Choosing Disposing of the Body by Hugh Whitemore was a bold move by the St Nicolas Players. It’s not an easy play and reviews of other groups performing it would seem to suggest it isn't universally enjoyed. It could be a powerful piece of theatre but its lack of pace in the first half, on account of the many monologues which pepper the action, asks a lot of the audience. The second half is more arresting, as the characters become more animated and visceral: emotions are heightened by the pain of loss and betrayal.

Jed Laxton, who played Henry, is to be commended for pouring every ounce of emotion into this complex role. His anguish was palpable as his world began to crumble: his clothes, demeanour and mannerisms matched the turmoil in his mind.

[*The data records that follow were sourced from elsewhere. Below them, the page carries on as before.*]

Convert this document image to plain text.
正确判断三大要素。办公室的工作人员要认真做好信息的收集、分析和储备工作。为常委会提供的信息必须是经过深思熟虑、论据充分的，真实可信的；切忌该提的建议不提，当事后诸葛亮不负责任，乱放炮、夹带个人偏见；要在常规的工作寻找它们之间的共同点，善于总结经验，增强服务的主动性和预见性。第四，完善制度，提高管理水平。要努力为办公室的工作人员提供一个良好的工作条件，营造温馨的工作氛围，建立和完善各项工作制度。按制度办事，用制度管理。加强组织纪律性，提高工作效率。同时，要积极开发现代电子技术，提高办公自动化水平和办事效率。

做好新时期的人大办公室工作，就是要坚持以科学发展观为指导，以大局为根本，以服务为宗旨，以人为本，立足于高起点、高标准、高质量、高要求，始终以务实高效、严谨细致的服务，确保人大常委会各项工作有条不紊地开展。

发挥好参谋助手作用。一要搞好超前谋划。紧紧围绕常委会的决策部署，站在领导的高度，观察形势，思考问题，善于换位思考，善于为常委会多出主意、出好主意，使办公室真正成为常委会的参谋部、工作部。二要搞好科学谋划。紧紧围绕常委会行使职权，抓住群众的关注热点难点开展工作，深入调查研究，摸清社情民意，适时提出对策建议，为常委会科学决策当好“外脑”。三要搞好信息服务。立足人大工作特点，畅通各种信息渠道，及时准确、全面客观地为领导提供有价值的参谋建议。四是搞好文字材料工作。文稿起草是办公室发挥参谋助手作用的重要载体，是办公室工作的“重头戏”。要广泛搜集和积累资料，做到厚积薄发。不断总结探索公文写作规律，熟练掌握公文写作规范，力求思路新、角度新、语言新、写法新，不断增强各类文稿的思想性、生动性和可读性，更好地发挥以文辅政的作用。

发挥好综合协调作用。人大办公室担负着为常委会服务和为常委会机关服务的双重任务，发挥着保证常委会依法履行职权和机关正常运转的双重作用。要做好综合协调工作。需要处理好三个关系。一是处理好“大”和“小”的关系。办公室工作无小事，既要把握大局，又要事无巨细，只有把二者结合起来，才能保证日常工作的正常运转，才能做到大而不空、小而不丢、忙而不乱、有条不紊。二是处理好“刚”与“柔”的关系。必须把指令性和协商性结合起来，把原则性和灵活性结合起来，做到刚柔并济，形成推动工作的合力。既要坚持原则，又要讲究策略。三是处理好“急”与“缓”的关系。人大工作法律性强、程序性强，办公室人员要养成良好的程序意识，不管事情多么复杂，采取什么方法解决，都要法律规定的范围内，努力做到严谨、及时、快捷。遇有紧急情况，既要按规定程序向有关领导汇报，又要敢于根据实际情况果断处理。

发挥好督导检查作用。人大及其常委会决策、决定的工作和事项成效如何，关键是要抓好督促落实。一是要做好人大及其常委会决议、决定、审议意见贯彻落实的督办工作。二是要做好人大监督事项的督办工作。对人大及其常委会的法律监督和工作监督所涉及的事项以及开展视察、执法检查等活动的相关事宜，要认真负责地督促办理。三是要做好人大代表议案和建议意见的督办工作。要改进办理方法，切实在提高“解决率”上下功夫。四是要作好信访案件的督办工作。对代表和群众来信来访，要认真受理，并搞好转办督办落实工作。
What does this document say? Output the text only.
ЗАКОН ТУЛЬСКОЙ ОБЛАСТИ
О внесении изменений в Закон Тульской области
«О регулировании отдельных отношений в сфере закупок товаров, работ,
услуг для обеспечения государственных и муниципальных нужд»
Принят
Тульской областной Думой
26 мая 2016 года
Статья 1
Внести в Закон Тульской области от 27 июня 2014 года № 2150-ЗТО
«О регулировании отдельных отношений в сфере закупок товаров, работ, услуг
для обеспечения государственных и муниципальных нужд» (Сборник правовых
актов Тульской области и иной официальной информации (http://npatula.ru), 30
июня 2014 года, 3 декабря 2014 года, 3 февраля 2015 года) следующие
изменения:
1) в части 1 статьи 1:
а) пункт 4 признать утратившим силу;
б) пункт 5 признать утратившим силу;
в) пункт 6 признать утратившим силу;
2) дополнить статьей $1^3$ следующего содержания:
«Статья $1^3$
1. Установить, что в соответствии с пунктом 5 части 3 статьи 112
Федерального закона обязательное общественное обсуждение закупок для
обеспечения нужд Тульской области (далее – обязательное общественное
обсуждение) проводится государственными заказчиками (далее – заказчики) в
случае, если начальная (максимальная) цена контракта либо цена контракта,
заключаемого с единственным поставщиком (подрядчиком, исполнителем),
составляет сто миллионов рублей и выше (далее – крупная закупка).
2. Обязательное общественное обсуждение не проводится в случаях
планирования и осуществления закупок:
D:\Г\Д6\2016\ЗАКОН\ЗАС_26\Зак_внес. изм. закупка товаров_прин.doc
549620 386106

Martin Tyrrell has a strong stage presence. Very easy to watch, he always looked comfortable in the role as Alexander, whether it was being the rather pompous teacher at the start or later as the angry and heart-broken husband, having to face his wife’s duplicity.

Arline Evenden explored how rejection can change a warm and generous wife into the dejected, lost soul that Angela sadly became. It was clear that husband-stealer Joanna, played ably by Jules Jones, hadn’t quite anticipated how far-reaching her little fling would be.

A female Inspector Poole was played by Pippa Grover, who delivered her lines with confidence and good diction: someone to watch for the future. The character of Kate (Ann Temple) surprised us all with her own revelations in the second half, as did the prodigal son, Ben (Kevin Palmer) who displayed his own raw emotions because of guilt. And kudos to Rob Nicholls, the hotel manager, for his expert upending of Henry which produced a whoop of delight from the audience.

The set was cleverly designed, using three projection screens to show the interiors and exteriors: without this, set changes would have stifled the pace even more. I would have preferred the typing scenes to have been played further downstage: any sexual tension between Henry and Joanna in the early days of their relationship was lost behind the sofa.

Finally, just a personal opinion, but I do find it awkward to see the cast already in place when I enter the theatre. The main characters were seated, frozen on stage, while members of the audience took their seats, rooted around in bags for sweets, talked to friends or hid behind programmes, anything to lessen their discomfort. I love audience involvement during a performance: the cast can run down the aisles and interact as much as they like. But when house lights are up, the magic, for me, isn’t there.

Likewise, at the end, instead of the actors acknowledging their audience with smiles and bows, they slowly took their positions and held blank expressions. Hence, the applause was short-lived as the audience members didn't quite know how to show their appreciation. I've never seen the South Holland Centre clear so quickly as it dawned on everyone that the cast couldn't go home until we did.


Well done, Nick Fletcher, for tackling this play as Director and getting the very best out of your actors. I am sure they will have found the experience of being involved in such an emotionally-demanding play hugely rewarding. The society will certainly reap the benefit.